We may notice that bilabial, labiodental, and labiovelar consonants are in complementary distribution with respect to their manners of articulation: only the fricatives are labiodental, only the approximant is labiovelar, the plosives and the nasal stop are bilabial. This allows us to merge these three columns: we can tell the precise place of articulation from the manner of articulation in the case of labial consonants. The same can be done with the velar consonants and the glottal h, too. In the case of the coronal consonants no such merger is possible, since we find fricatives and approximants at three different places of articulation, and these three places are not the same three places. Nevertheless, the behaviour of these segments suggests that postalveolars and palatals should be merged, leaving us with two segments, r and j in the same cell (although they are not a voiceless–voiced pair as in all the other cells, which contain obstruents). The two affricates (ʧ ʤ) are in fact sometimes considered plosives, in any case, in English they can easily be merged with that category. Liquids and glides may likewise be merged, yielding the following, much more compact chart.

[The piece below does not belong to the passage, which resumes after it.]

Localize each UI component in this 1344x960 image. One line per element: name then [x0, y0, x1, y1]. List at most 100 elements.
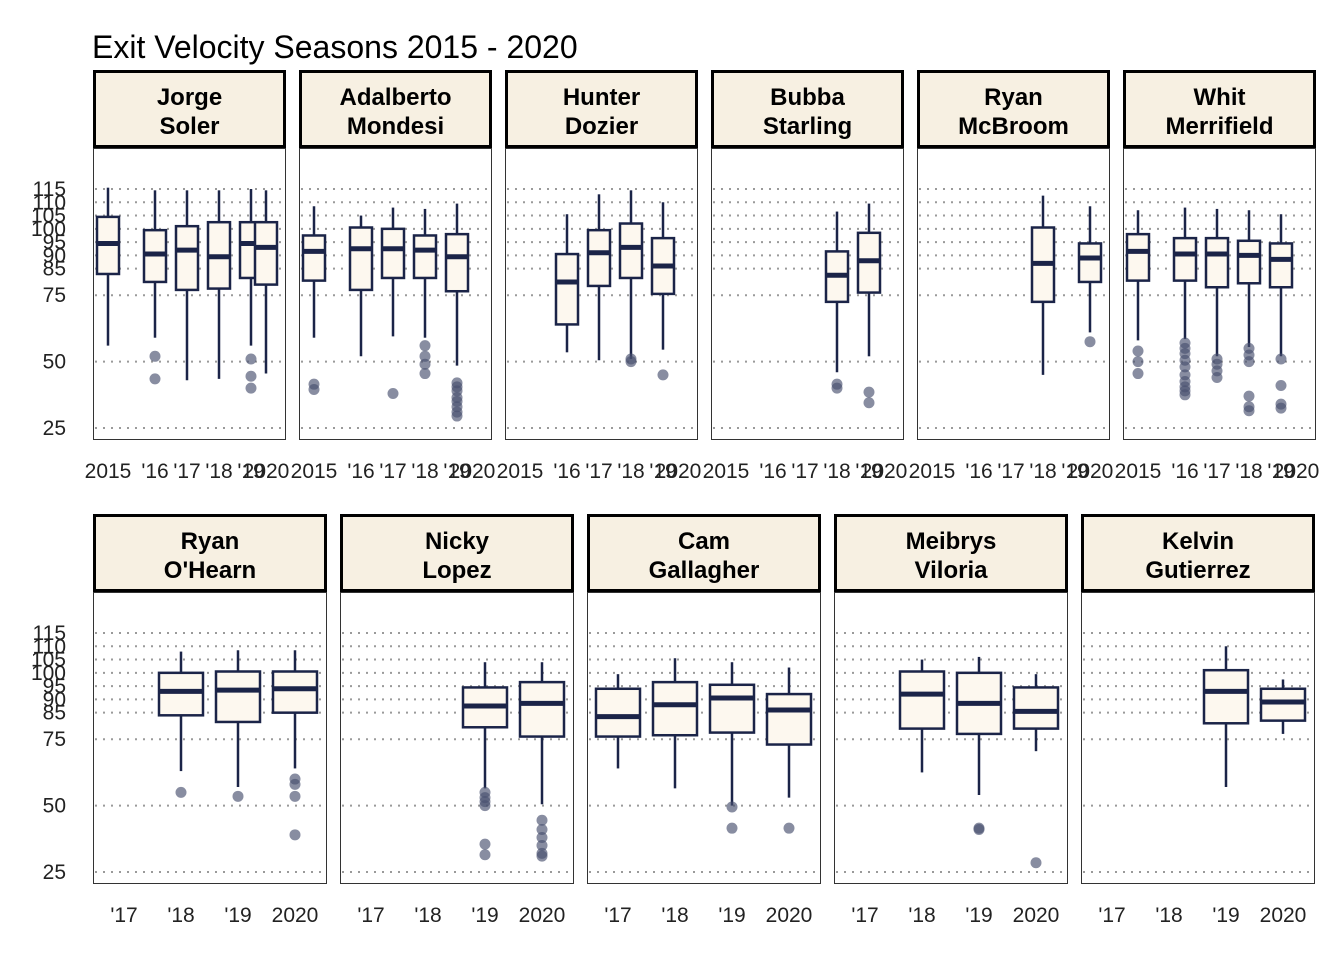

labialc   o   r   o   n   a   lback
obstruentplosivep bt dʧ ʤk g
fricativef vθ ðs zʃ ʒ
approximantwlr jh

In this categorization labial and alveolar consonants occur at each of the remaining four broad manner categories (plosive, fricative, nasal, approximant). There is no palatal nasal in English. Of dentals we only have fricatives and of back consonants we only lack fricatives. Although merging dentals and back consonants would leave us with an almost perfectly saturated chart, this is undesirable for both phonetic (these places of articulation are phonetically dissimilar, far from each other) and phonological reason (their behaviour does not justify putting them in the same set, ie they are not a natural class).